Additional questions of interest include, but not limited to:
  • How do concepts from each of these fields translate to the other?
  • How to define what constitutes a solution and how to evaluate its quality and guarantees? What is the relationship between solving a planning problem and an RL trial? How to perform a meaningful comparison of different methods?

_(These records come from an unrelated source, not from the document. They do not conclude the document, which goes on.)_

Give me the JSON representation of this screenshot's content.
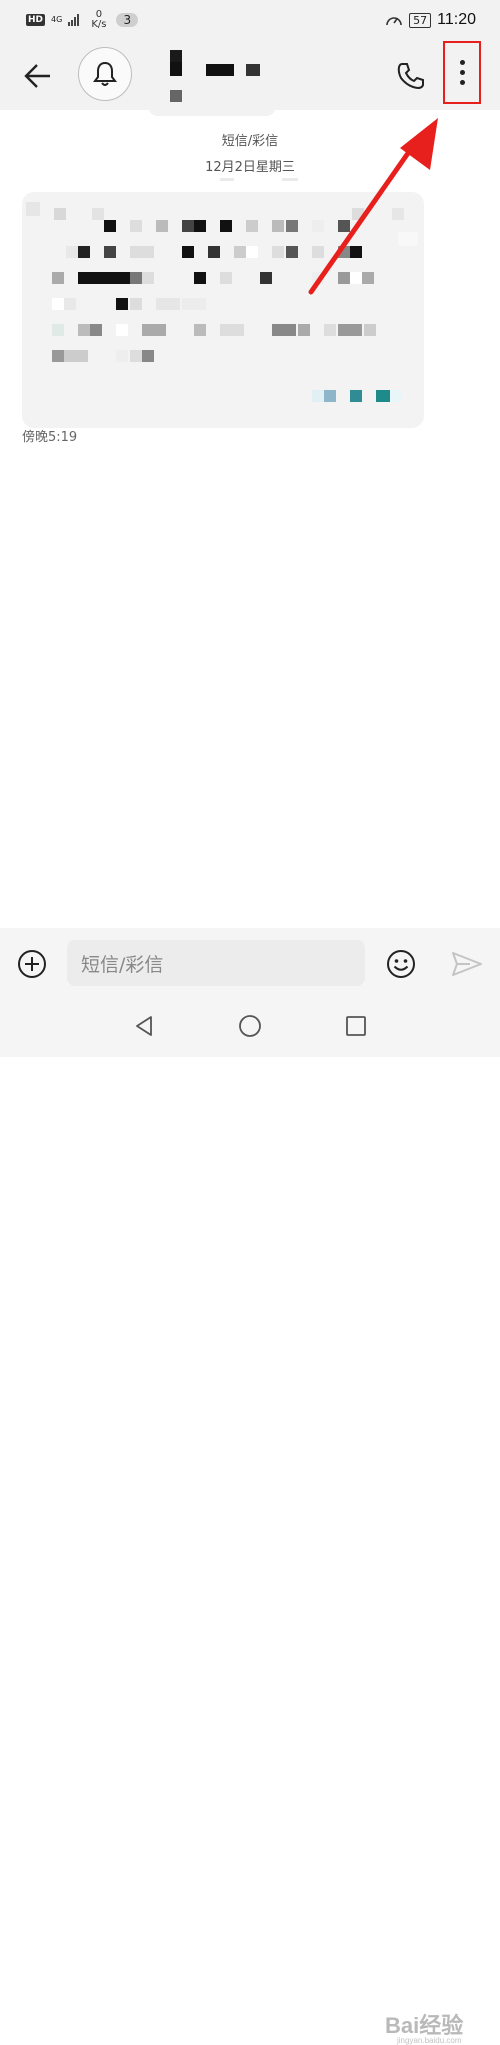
{
  "status_bar": {
    "hd": "HD",
    "network": "4G",
    "speed_value": "0",
    "speed_unit": "K/s",
    "notification_count": "3",
    "battery": "57",
    "time": "11:20"
  },
  "header": {
    "icons": [
      "back-arrow-icon",
      "bell-icon",
      "phone-icon",
      "more-vertical-icon"
    ],
    "highlight_color": "#e8201d"
  },
  "conversation": {
    "channel": "短信/彩信",
    "date": "12月2日星期三",
    "message_time": "傍晚5:19"
  },
  "input_bar": {
    "placeholder": "短信/彩信",
    "icons": [
      "add-icon",
      "emoji-icon",
      "send-icon"
    ]
  },
  "nav_bar": {
    "icons": [
      "nav-back-icon",
      "nav-home-icon",
      "nav-recent-icon"
    ]
  },
  "watermark": {
    "text": "Bai经验",
    "subtext": "jingyan.baidu.com"
  },
  "colors": {
    "annotation_red": "#e8201d",
    "header_bg": "#f2f2f2",
    "bubble_bg": "#f3f3f3"
  }
}
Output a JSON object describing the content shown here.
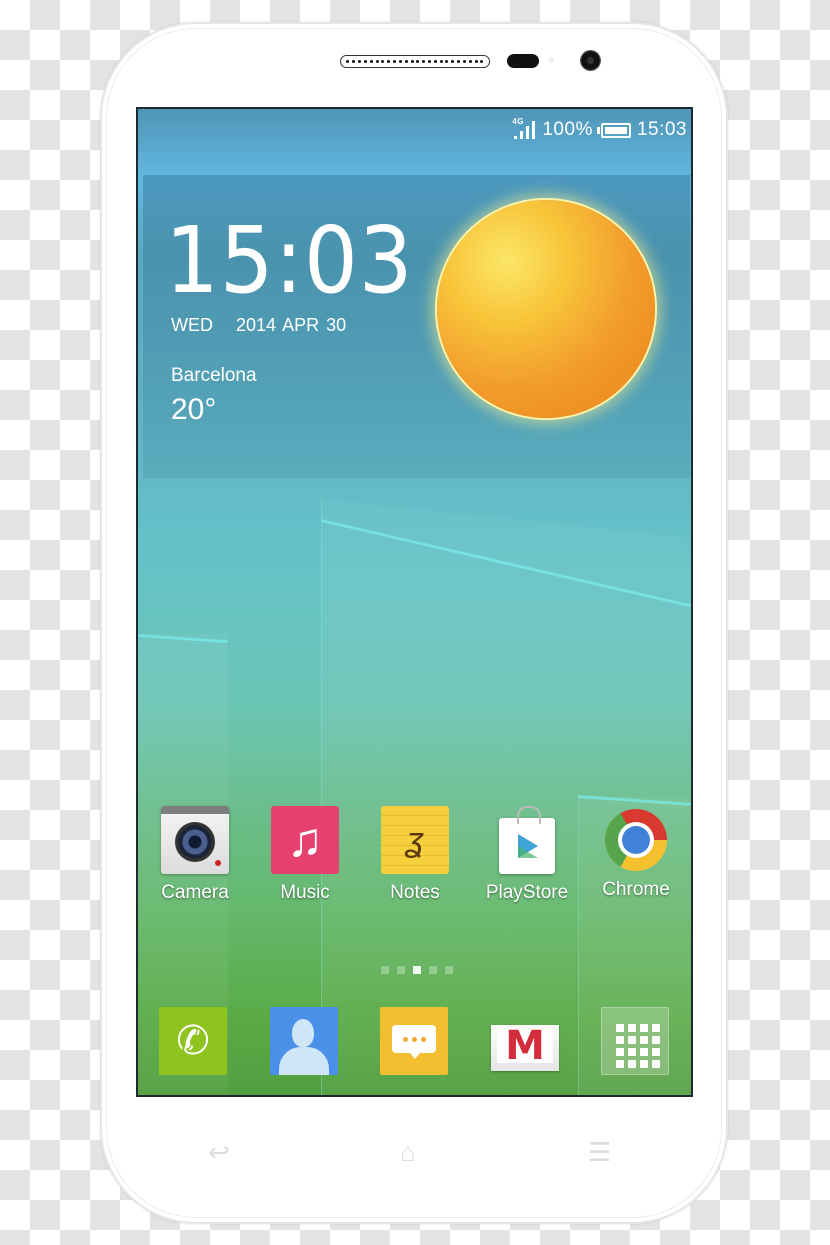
{
  "device": {
    "name": "Android smartphone (white)",
    "background": "transparency-checkerboard"
  },
  "status_bar": {
    "network": "4G",
    "signal_icon": "signal-bars-icon",
    "battery_percent": "100%",
    "battery_icon": "battery-full-icon",
    "time": "15:03"
  },
  "widget": {
    "clock": "15:03",
    "day_of_week": "WED",
    "date": "2014 APR 30",
    "city": "Barcelona",
    "temperature": "20°",
    "weather_icon": "sun-icon"
  },
  "apps": [
    {
      "label": "Camera",
      "icon": "camera-icon"
    },
    {
      "label": "Music",
      "icon": "music-note-icon",
      "glyph": "♫"
    },
    {
      "label": "Notes",
      "icon": "notes-icon",
      "glyph": "ʓ"
    },
    {
      "label": "PlayStore",
      "icon": "play-store-icon"
    },
    {
      "label": "Chrome",
      "icon": "chrome-icon"
    }
  ],
  "pager": {
    "pages": 5,
    "active_page": 3
  },
  "dock": [
    {
      "name": "Phone",
      "icon": "phone-icon",
      "glyph": "✆"
    },
    {
      "name": "Contacts",
      "icon": "contacts-icon"
    },
    {
      "name": "Messages",
      "icon": "messages-icon"
    },
    {
      "name": "Gmail",
      "icon": "gmail-icon",
      "glyph": "M"
    },
    {
      "name": "App drawer",
      "icon": "app-drawer-icon"
    }
  ],
  "nav_keys": {
    "back": "↩",
    "home": "⌂",
    "menu": "☰"
  },
  "colors": {
    "sun_core": "#f29d2c",
    "music": "#e6406e",
    "notes": "#f6cf3c",
    "phone": "#8fc320",
    "contacts": "#4a90e8",
    "messages": "#f3be30",
    "gmail_red": "#d32d3b"
  }
}
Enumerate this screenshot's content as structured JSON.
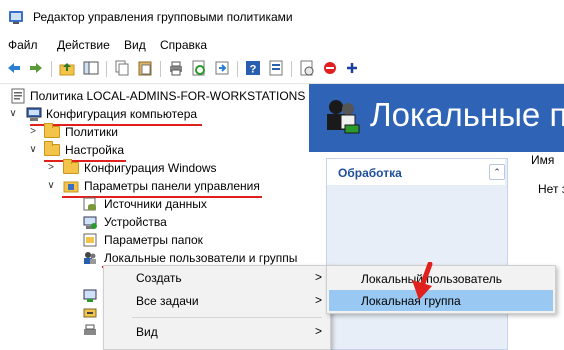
{
  "window": {
    "title": "Редактор управления групповыми политиками"
  },
  "menu": [
    "Файл",
    "Действие",
    "Вид",
    "Справка"
  ],
  "toolbar": {
    "icons": [
      "back-icon",
      "forward-icon",
      "up-folder-icon",
      "show-tree-icon",
      "copy-icon",
      "paste-icon",
      "print-icon",
      "refresh-icon",
      "export-icon",
      "help-icon",
      "properties-icon",
      "new-item-icon",
      "stop-icon",
      "add-icon"
    ]
  },
  "tree": {
    "root": "Политика LOCAL-ADMINS-FOR-WORKSTATIONS [DC",
    "computer_config": "Конфигурация компьютера",
    "policies": "Политики",
    "settings": "Настройка",
    "windows_config": "Конфигурация Windows",
    "control_panel": "Параметры панели управления",
    "data_sources": "Источники данных",
    "devices": "Устройства",
    "folder_options": "Параметры папок",
    "local_users": "Локальные пользователи и группы"
  },
  "right_pane": {
    "banner_title": "Локальные по",
    "actions_title": "Обработка",
    "column_name": "Имя",
    "empty_text": "Нет з"
  },
  "context_menu": {
    "create": "Создать",
    "all_tasks": "Все задачи",
    "view": "Вид"
  },
  "submenu": {
    "local_user": "Локальный пользователь",
    "local_group": "Локальная группа"
  },
  "colors": {
    "accent_blue": "#2f63b6",
    "highlight": "#99c9f2",
    "annotation_red": "#e0201c"
  }
}
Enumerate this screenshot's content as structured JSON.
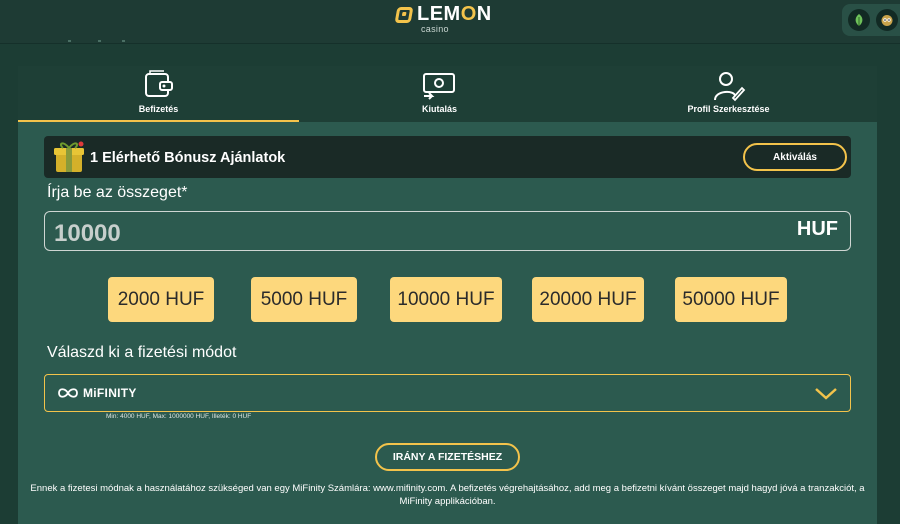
{
  "header": {
    "logo_text": "LEMON",
    "logo_sub": "casino",
    "top_icons": [
      "leaf-icon",
      "owl-icon"
    ]
  },
  "tabs": [
    {
      "label": "Befizetés",
      "icon": "wallet-icon",
      "active": true
    },
    {
      "label": "Kiutalás",
      "icon": "cash-icon",
      "active": false
    },
    {
      "label": "Profil Szerkesztése",
      "icon": "profile-edit-icon",
      "active": false
    }
  ],
  "bonus": {
    "text": "1 Elérhető Bónusz Ajánlatok",
    "button": "Aktiválás",
    "icon": "gift-box-icon"
  },
  "amount": {
    "label": "Írja be az összeget*",
    "value": "10000",
    "currency": "HUF"
  },
  "quick_amounts": [
    "2000 HUF",
    "5000 HUF",
    "10000 HUF",
    "20000 HUF",
    "50000 HUF"
  ],
  "payment": {
    "label": "Válaszd ki a fizetési módot",
    "selected": "MiFINITY",
    "limits": "Min: 4000 HUF, Max: 1000000 HUF, Illeték: 0 HUF"
  },
  "submit_button": "IRÁNY A FIZETÉSHEZ",
  "info_text": "Ennek a fizetesi módnak a használatához szükséged van egy MiFinity Számlára: www.mifinity.com. A befizetés végrehajtásához, add meg a befizetni kívánt összeget majd hagyd jóvá a tranzakciót, a MiFinity applikációban.",
  "colors": {
    "accent": "#f3c34b",
    "chip": "#fdd87d",
    "panel": "#2c5a4f",
    "background": "#1c3d34"
  }
}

  • What is the impact of whether the problem is expected to be repeatedly solved under different initial conditions in a practical application? What are the interesting scenarios about the distribution of behaviours in practice? Should RL methods care about single instance/trial performance? Should planning methods care about the distribution performance over a set of trials, even if a goal is not always achieved?
  • How to evaluate and compare the computational efficiency of various ML/symbolic/hybrid methods? Is the methodology from the learning track of the IPC relevant for RL methods? How can planning benefit from the methodologies used for evaluating RL/DeepRL?
  • What are the challenges in one field that can be effectively tackled by methods from the other field?
  • Is there an appealing middle ground between capturing action dynamics symbolically and model-free RL? Are there new domains appealing to RL that exhibit a structure which can be partially captured with a symbolic model? Can RL algorithms benefit from planning techniques using learned state-representations? How can these middle grounds be exploited in practice? Are they relevant for industrial applications?
  • What are the settings that are both challenging and attractive for both communities?

 

Important Dates:
================
  • Submission deadline: March 20th, 2020 (UTC-12 timezone)
  • Notification date: April 15th, 2020
  • Camera-ready deadline: May 15th, 2020
  • Workshop date: June 15 or 16 (TBD), 2020
 
Submission Procedure:
=====================
 
We solicit workshop paper submissions relevant to the above call of the following types:
  • Long papers -- up to 8 pages + unlimited references / appendices
  • Short papers -- up to 4 pages + unlimited references / appendices
  • Extended abstracts -- up to 2 pages + unlimited references / appendices
Please format submissions in AAAI style (see instructions in the Author Kit at http://www.aaai.org/Publications/Templates/AuthorKit20.zip) and keep them to at most 9 pages including references. Authors considering submitting to the workshop papers rejected from the main conference, please ensure you do your utmost to address the comments given by ICAPS reviewers. Please do not submit papers that are already accepted for the main conference to the workshop.
 
Some accepted long papers will be accepted as contributed talks. All accepted long and short papers and extended abstracts will be given a slot in the poster presentation session. Extended abstracts are intended as brief summaries of already published papers, preliminary work, position papers or challenges that might help bridge the gap.
 
Paper submissions should be made through EasyChair: https://easychair.org/conferences/?conf=prl2020
 
 
Workshop Organizers
=====================
 
Alan Fern, Oregon State University, USA
Vicenç Gómez, Universitat Pompeu Fabra, Barcelona, Spain
Anders Jonsson, Universitat Pompeu Fabra, Barcelona, Spain.